Consider what would have happened if Maryland had defeated Kentucky in the season opener (the Terps lost by 3).
Since the Wildcats were rated third at the time, Maryland likely would have gained a top 25 foothold. The Terps would now be 14-0 and certainly ranked.
But – as we know now – Kentucky, with all those new starters, is a team not yet finding its way. The Wildcats clearly were overrated to start the season. They've since dropped out of the top 25.
What I'm saying is that teams can get ranked by defeating overvalued opponents. There is a ripple effect. The early-season rankings are sound and fury signifying nothing.

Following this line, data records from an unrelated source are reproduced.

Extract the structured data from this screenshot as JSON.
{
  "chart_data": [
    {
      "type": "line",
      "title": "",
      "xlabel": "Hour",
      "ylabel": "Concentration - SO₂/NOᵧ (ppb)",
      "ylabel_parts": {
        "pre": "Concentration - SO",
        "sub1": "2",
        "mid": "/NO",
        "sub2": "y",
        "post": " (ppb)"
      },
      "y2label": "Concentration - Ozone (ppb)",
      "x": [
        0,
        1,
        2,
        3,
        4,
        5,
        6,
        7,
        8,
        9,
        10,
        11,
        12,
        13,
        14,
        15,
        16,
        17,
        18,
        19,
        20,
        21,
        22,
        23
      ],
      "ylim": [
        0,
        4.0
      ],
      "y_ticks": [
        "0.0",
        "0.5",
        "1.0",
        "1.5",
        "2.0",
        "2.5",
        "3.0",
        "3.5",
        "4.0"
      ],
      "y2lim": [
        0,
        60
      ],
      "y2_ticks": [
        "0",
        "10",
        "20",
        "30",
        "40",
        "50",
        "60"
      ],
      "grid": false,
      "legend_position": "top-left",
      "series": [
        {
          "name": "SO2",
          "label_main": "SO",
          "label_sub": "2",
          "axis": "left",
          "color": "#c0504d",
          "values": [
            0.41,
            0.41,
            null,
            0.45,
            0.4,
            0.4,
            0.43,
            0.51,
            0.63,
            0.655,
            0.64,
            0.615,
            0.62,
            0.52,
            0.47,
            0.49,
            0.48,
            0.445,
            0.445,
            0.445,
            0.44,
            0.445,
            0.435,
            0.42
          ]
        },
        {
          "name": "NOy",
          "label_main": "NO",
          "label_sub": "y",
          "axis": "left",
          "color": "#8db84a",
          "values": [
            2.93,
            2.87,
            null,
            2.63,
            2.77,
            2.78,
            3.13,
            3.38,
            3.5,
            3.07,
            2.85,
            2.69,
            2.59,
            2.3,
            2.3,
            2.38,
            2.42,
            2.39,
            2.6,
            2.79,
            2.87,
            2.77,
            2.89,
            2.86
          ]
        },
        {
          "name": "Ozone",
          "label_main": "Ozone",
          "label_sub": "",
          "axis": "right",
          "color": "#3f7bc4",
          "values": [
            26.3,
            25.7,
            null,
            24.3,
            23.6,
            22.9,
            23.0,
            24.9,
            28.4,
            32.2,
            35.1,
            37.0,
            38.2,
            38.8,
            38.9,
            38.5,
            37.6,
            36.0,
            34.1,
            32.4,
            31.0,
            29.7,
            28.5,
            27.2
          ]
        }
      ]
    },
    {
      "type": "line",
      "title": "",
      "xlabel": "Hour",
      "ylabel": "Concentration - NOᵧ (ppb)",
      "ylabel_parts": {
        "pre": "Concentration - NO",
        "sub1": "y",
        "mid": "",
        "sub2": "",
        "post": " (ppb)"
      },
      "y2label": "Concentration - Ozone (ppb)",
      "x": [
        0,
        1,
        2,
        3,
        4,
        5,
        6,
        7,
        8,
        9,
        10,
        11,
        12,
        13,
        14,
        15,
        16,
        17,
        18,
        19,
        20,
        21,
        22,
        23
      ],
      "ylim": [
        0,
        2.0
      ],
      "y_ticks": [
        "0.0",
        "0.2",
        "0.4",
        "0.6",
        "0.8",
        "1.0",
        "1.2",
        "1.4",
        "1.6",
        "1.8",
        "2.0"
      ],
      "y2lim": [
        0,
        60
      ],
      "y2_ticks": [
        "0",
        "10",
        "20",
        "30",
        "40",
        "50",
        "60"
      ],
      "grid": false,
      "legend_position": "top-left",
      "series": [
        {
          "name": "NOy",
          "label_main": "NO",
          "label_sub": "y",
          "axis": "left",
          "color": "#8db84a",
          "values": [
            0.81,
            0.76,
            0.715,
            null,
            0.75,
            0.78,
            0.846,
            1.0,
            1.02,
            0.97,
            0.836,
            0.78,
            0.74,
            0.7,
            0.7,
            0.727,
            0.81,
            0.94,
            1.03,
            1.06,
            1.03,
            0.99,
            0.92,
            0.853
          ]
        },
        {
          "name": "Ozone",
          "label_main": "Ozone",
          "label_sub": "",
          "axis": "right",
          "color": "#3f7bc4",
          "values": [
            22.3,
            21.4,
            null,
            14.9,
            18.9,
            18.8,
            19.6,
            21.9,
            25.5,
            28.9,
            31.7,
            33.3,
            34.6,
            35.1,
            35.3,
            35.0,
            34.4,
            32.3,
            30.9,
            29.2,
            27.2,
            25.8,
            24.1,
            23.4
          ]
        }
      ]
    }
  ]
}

"I don't care about the ranking stuff," Turgeon said today. "We've got plenty of chances to prove ourselves over the next eight weeks."
For the record, the Terps (13-1) are in the "also receiving votes" category of the Associated Press and USA Today Coaches polls. The strength of Maryland's nonconference schedule is not overwhelming anybody.
Coaches hate to look ahead more than one game. But it's shaping up that Maryland's first ACC test against a ranked foe will come Jan. 16 against N.C. State. The Wolfpack first play Georgia Tech and No. 1 Duke before facing the Terps at Comcast Center.
Coaches may have to take 'em "one game at a time" but writers and fans are under no such restrictions. So that's a game I'm already looking forward to.
Note: Turgeon said today that Nick Faust's back spasms have "become more than I anticipated." But the coach said he'll be surprised if the sophomore isn't ready for the Florida State game on Wednesday night. Faust played just five minutes against Virginia Tech on Saturday.